For seven of the eight sites, multiparametric FCM was carried out in compliance with local CLIA approved lab practices. FCM was centralized at one of the sites. The commercially available assay ClonoSEQ® was used to test NGS MRD at Adaptive Biotechnologies Corporation in Seattle, WA. Clonality was assessed using the maximum sequence for MRD determination at the immunoglobulin (Ig) heavy and light chain (IgH and IgL) and T cell receptor beta and gamma (TCR-B and TCR-G) loci.

Findings:

MRD can be assessed using next-generation sequencing (NGS).

This study comprised 317 patients who were enrolled on 16-001 between 2017 and 2020. NGS identified unique trackable sequences in 98 percent of the participants (N=310). 57 percent of the 7 pts lacking trackable sequences had early T precursor (ETP) T-ALL (36 percent of all ETP pts tested). All non-ETP T-ALL pts (N=40) and 99 percent of B-ALL pts (N=263) had trackable sequences discovered by NGS.

The locus that was used to determine MRD was

A median of 5 trackable sequences (range 0-14) were found in B-ALL patients, with 92 percent having at least one IgH and 64 percent having at least one TCR-G. In 44 percent (N=115) of B-ALL patients, the IGH locus determined the highest MRD value at TP1, while TCR-G determined the highest MRD value in 41 percent (N=109). In 15% of the cases (N=39), the IgL or TCR-B locus produced the highest TP1 MRD value. T-ALL patients, on the other hand, had fewer trackable sequences, with a median of three (range 0-8). While 28 percent (N=13) had at least one Ig sequence, virtually all (98 percent, N=46) employed the TCR locus for MRD identification, with 94 percent employing TCR-G.

NGS and FCM MRD findings compared

Figures 1a-d show NGS and FCM MRD values for 309 pts with results from both tests at TP1. For patients with detectable illness by both NGS and FCM, the correlation between the two modalities was high (Pearson r=0.87, p0.0001). MRD in the range of 10-6 to 10-4 was also found by NGS in 160 individuals with FCM undetectable disease at TP1, accounting for 50% of our population. Fifty-one points (17%) showed a high NGS MRD (104), but a low (8%) or undetectable (92%) FCM MRD (104), accounting for 50% of the pts classed as high MRD at TP1.

When FCM was low (10-4, N=4) or undetectable (N=26), 43 percent (N=30) of B-ALL pts with high MRD (N=70) had high NGS (10-4) when FCM was low (10-4, N=4) or undetectable (N=26), with 90 percent of differences at the NGS level of 10-4. (Figure 1a-b).

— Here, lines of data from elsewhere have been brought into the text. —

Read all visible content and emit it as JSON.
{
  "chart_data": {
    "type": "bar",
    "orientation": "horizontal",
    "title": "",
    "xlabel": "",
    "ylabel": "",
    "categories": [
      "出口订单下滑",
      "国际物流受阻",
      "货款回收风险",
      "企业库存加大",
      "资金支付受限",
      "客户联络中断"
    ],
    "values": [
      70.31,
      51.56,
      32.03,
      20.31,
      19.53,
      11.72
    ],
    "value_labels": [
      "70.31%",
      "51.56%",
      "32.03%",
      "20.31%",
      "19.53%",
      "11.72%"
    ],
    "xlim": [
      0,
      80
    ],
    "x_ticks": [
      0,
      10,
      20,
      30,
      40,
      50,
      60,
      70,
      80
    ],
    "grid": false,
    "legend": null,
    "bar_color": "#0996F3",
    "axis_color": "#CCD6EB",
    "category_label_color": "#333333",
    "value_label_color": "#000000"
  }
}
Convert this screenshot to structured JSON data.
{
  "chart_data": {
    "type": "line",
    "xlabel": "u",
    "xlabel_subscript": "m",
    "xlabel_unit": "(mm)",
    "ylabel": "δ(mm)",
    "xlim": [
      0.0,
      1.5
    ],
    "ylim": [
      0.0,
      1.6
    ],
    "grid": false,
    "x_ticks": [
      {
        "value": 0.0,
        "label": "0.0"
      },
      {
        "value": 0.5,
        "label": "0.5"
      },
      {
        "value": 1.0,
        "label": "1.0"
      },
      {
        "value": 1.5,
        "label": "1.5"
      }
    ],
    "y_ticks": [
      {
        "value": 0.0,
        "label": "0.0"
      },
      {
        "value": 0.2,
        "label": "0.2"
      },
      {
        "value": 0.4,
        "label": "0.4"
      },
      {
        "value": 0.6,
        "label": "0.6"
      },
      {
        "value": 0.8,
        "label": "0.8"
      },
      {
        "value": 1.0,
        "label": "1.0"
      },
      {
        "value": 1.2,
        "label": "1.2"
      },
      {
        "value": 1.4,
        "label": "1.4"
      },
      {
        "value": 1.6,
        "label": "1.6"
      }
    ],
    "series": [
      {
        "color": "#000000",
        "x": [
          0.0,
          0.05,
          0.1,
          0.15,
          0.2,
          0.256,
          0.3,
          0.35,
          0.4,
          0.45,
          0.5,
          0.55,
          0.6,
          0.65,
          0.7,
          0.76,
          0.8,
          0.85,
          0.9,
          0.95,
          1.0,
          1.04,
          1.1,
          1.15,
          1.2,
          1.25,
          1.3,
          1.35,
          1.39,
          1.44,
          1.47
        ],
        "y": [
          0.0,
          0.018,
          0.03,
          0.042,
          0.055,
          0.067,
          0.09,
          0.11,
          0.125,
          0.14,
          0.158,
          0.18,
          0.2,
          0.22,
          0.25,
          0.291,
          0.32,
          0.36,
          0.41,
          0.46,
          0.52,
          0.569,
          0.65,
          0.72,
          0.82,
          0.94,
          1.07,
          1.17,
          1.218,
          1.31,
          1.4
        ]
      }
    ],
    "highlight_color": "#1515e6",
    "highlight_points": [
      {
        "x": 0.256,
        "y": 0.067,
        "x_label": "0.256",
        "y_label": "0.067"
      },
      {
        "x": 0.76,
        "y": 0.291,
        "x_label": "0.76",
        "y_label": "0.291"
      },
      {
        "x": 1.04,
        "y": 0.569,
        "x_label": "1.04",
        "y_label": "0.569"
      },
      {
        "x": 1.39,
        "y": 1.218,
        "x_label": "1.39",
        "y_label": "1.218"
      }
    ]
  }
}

In contrast, 75 percent (N=21) of T-ALL pts with high TP1 MRD (N=28) were high by NGS alone, all with undetectable FCM. Sixty-seven percent (N=14) of these patients had NGS MRD of 10-4, whereas the remaining 33 percent (N=7) had NGS MRD of 10-3 to 10-1. (Figure 1c-d).

When FCM was above the threshold of 10-4, eight points, all with B-ALL, had low NGS MRD. One patient had undetectable NGS MRD, whereas the other seven exhibited NGS MRD ranging from 10-6 to 10-4.

Outcomes:

The use of an NGS MRD assay to deliver risk-adapted therapy for newly diagnosed pediatric patients with ALL is possible, with evaluable MRD for 98 percent of children in our cohort. NGS found more cases with high MRD than FCM, with the bulk of discrepant cases barely beyond the FCM detection limit (10-4). For both B-ALL and T-ALL, NGS exhibited better resolution in the region of 10-6 to 10-4. Longer follow-up is needed to determine the prognostic significance of these low MRD levels.